As a regular Alaska Airlines customer, very little of the new experience was new to me, but it was fun to see it all put together in a single trip. The tablets were especially exciting and worked well during our flight, being much more responsive than the older product. I look forward to using one on an upcoming trip to Maui.
To people who have asked me about the competitive threat Alaska faces as Delta expands its Seattle presence, I’ve always replied that Alaska has used it as an opportunity to grow and improve. Delta runs a very good airline. Alaska runs a very good airline, too, and one that’s getting better. Its quarterly earnings call last week included a record profit for Q1, and one number thrown about was a huge increase in customers applying for their co-branded credit card.
Alaska has had to play some catch up. Their former reputation for in-flight entertainment and connectivity was particularly poor.
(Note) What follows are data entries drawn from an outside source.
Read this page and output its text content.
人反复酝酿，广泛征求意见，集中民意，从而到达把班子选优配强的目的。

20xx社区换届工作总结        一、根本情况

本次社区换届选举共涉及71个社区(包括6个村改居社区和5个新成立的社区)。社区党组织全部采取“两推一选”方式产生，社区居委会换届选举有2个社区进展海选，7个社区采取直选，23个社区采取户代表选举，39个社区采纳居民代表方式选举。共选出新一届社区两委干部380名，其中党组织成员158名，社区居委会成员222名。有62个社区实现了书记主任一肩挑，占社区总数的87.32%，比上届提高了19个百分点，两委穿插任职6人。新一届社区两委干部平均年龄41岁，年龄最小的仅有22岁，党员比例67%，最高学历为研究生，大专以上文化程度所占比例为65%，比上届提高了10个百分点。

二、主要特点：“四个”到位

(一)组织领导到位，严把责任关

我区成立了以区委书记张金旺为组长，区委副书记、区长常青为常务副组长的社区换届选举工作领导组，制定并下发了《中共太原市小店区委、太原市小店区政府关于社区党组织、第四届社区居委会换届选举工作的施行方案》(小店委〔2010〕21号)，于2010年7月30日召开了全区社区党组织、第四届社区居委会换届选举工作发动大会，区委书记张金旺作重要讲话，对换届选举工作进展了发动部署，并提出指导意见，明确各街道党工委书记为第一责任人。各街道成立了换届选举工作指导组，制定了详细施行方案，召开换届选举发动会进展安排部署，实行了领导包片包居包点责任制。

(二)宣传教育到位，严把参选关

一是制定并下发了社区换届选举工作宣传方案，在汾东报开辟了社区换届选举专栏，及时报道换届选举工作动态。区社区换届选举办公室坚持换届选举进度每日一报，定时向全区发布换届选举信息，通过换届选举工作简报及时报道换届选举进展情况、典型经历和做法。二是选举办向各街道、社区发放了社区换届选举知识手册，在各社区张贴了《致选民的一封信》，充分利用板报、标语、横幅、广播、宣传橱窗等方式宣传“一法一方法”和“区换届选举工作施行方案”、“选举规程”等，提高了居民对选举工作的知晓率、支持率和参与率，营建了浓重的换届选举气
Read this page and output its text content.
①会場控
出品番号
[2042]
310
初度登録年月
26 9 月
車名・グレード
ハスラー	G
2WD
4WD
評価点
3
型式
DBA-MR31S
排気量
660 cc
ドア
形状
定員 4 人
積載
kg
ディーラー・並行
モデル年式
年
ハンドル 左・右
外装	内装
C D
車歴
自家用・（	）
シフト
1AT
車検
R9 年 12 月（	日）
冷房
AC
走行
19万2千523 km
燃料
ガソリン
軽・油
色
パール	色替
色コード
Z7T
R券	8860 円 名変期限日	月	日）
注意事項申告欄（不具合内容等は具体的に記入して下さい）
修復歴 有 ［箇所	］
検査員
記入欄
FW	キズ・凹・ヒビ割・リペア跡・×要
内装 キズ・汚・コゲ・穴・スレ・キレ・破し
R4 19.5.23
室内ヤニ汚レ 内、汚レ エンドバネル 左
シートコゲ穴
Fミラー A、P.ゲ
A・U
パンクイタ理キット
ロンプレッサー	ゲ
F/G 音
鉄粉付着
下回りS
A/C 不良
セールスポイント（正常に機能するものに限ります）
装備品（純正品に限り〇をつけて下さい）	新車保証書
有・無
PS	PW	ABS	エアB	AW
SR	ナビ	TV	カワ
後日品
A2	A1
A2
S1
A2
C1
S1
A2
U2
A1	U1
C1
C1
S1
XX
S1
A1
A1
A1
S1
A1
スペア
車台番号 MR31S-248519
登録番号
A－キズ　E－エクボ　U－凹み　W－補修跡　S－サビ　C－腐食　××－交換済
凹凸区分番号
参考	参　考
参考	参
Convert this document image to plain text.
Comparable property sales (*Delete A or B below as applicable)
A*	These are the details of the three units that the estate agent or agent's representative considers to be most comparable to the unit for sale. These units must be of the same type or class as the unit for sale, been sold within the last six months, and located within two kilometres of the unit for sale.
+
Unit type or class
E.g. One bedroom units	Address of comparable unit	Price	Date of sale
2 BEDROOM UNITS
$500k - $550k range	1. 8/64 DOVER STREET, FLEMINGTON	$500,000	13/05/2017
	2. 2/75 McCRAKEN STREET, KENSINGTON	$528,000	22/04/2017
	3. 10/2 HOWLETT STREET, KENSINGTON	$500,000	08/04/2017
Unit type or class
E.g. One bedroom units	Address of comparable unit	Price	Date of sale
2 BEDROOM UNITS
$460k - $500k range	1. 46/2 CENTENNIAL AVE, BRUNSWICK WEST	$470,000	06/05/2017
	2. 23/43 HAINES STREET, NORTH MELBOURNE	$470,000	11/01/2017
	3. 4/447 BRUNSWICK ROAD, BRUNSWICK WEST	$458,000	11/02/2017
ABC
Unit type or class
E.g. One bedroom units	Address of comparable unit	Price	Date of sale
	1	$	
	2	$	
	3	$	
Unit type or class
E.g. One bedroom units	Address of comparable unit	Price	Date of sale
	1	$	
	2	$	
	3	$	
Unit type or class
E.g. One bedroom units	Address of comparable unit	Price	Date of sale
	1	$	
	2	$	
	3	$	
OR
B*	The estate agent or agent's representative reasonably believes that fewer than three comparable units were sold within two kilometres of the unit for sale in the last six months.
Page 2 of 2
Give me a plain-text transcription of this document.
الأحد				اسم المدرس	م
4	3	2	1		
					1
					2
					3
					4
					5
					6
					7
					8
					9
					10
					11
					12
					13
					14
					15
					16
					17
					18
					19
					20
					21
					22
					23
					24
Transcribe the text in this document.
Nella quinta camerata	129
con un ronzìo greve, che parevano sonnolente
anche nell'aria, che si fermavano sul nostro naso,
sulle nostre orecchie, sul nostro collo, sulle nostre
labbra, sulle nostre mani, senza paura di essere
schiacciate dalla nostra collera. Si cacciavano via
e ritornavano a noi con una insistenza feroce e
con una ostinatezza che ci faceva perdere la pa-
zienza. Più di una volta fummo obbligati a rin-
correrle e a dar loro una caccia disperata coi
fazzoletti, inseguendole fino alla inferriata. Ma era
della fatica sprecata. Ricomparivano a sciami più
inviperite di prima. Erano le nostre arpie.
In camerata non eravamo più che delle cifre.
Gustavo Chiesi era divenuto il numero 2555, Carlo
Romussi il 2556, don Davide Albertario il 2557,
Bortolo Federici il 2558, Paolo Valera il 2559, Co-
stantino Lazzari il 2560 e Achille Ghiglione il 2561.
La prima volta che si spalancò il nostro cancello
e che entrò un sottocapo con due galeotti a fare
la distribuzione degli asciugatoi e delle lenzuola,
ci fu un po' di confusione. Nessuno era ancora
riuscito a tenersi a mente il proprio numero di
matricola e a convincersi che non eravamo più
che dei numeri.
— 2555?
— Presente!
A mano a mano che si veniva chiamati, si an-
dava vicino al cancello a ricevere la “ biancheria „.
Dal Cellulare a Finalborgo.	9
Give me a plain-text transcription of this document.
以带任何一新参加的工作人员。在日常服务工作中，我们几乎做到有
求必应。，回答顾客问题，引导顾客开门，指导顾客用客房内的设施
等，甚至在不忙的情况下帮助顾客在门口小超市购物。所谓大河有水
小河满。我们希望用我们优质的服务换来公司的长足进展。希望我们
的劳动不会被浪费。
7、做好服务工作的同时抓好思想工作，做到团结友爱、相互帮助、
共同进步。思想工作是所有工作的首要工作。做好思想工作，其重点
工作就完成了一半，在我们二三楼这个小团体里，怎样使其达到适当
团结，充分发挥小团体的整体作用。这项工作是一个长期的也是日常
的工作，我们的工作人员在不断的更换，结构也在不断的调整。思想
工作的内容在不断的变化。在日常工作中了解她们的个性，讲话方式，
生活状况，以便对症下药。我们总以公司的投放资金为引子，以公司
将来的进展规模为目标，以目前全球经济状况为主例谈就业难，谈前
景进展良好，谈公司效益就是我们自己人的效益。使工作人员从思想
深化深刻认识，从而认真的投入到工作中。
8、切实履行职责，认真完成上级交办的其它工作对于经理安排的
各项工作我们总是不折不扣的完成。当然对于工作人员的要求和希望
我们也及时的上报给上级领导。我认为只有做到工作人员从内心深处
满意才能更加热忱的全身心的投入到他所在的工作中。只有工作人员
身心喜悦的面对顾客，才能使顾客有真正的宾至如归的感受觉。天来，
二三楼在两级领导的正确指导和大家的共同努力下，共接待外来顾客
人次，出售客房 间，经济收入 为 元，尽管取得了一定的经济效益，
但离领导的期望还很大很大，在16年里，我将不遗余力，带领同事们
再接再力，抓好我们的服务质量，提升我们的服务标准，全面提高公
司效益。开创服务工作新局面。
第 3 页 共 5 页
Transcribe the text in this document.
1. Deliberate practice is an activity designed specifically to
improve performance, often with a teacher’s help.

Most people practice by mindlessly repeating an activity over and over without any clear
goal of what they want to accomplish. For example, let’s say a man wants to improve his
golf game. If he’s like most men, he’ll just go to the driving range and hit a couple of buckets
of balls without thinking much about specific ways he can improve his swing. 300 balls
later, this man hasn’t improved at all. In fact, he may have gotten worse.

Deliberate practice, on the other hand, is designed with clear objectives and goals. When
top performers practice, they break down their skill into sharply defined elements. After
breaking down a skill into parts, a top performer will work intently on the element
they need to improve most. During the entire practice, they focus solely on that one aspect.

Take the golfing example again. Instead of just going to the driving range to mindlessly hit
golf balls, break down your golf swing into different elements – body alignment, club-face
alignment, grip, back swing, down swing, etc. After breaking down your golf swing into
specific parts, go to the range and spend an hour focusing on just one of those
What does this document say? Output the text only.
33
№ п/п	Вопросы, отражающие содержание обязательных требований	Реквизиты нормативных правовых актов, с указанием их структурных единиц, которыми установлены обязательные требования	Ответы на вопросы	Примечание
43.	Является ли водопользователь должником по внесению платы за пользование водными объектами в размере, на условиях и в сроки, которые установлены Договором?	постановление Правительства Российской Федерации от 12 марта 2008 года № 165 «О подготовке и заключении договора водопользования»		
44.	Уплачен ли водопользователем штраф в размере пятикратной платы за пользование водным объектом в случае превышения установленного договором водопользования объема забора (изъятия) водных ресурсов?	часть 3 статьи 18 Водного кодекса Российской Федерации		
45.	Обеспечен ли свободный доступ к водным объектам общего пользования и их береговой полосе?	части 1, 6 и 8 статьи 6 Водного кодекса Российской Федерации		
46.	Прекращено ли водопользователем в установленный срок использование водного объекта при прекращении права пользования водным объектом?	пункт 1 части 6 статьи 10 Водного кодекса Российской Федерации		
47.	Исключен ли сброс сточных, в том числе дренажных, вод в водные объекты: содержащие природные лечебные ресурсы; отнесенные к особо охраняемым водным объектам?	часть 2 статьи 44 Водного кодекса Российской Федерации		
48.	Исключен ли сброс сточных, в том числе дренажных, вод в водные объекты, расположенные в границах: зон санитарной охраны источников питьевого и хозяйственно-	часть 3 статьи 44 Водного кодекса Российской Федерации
But they are doing a good job of improving to the point where they may have some of the best domestic service out of Seattle. For example, in addition to my status with Alaska I also have Executive Platinum status with American Airlines, yet I prefer to fly Alaska when I go to American’s Dallas hub. Onboard improvements like those above, as well as their always exceptional customer service, are why I look forward to flying Alaska whenever I have the opportunity.